クボタはあらゆるモノがネットにつながる「IoT」を使い水処理施設を遠隔監視するシステムを開発した。従来の遠隔監視サービスに比べ導入コストを半分以下にできる。国内の老朽化した施設の更新需要を取り込む。組織横断的に営業する体制も整え、2021年までに2500施設への新システム導入を目指す。
開発した「クボタスマートインフラストラクチャシステム(KSIS)」は設備に取り付けたセンサーで測定した水質、電流、振動などのデータをクボタのサーバーに蓄積。施設管理者はインターネットを通じてパソコンやタブレットから地図と連動した施設の稼働状況や故障の履歴を確認できる。水の流量などを確認して部品の摩耗具合を検知し、故障する前に部品交換などの対応ができるようになる。
同社は家庭から出る生活汚水を集めて下水処理場へ送る「マンホールポンプ」など小規模な下水道施設を中心に10年ほど前から監視サービスを手掛けてきた。約2000施設への導入実績があるが、各施設に通信設備やサーバーを設置するなど導入コストが高いのが難点だった。今回新たに低価格な通信端末の自社開発などを進め、他社や同社の従来サービスと比べ導入コストを5分の1~2分の1程度に抑えた。
営業面では機器を扱う水処理部門、水道管などのパイプシステム部門、メンテナンス部門が情報を共有し、一体で提案していく。部門ごとに分かれていたシステムも統一し、各施設の機器の情報を一元管理できるようにする。

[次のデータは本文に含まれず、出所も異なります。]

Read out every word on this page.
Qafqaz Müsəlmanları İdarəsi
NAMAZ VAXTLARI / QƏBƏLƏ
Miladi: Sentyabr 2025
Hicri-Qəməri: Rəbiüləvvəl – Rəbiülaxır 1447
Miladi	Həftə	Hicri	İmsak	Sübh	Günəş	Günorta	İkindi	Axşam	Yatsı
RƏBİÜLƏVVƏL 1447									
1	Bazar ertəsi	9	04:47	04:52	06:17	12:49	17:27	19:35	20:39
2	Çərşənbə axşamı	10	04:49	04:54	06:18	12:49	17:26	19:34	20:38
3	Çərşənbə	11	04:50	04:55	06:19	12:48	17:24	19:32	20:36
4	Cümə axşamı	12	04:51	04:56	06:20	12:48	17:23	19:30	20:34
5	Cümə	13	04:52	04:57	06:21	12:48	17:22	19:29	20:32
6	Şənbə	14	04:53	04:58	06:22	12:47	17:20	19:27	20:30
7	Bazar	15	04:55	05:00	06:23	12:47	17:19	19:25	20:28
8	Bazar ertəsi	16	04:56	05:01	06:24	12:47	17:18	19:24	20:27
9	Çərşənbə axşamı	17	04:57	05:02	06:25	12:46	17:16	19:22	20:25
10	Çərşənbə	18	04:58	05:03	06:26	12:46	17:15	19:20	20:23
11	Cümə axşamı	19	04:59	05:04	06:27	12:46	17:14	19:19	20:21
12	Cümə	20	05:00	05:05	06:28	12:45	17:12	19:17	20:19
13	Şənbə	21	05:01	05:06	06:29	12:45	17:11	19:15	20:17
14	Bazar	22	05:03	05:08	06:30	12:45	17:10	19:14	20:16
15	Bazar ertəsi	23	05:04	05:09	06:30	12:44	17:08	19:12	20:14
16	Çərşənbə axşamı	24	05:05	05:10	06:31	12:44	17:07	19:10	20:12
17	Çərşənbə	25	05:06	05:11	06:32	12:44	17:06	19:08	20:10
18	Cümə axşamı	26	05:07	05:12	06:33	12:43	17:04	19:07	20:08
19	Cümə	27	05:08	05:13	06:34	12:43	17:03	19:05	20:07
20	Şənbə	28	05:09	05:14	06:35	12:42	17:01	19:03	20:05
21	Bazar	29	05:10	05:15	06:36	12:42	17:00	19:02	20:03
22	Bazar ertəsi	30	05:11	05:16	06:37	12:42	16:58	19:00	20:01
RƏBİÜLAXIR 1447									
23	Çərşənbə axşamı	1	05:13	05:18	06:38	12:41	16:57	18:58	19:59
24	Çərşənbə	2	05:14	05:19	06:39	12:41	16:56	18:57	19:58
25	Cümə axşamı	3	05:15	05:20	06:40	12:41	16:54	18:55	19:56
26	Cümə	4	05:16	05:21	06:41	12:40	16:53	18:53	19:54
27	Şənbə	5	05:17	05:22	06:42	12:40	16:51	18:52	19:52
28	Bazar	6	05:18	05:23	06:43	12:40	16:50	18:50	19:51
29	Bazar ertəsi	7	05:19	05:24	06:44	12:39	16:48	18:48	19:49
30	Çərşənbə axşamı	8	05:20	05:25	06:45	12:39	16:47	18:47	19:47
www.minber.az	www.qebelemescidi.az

クボタは大規模な下水処理場での無線通信技術に関し、NTTグループと共同で少ない消費電力で広域通信ができる「LPWA」技術の実証実験なども7月から始めた。これまで電波が届かなかった地下にある監視室と下水処理設備の間で通信できるようにし、遠隔監視や現場作業の効率化につなげる。18年4月以降の実用化を目指す。
国内には水処理施設は数万施設あり、小規模施設も含めると10万を超えるとされる。人口減少に伴う市町村の合併などで水道事業者の統廃合が進み、合理化ニーズが高まっている。建設から40年以上が経過した施設も増えており、更新案件は今後増加するとみる。割安な遠隔監視サービスを武器に設備と一括で受注を狙う。
環境規制が強まっている海外でも売り込んでいく考えだ。工場廃水の規制が厳しくなっているミャンマーやマレーシアなど、東南アジアで水処理施設の新設需要が高まるとみている。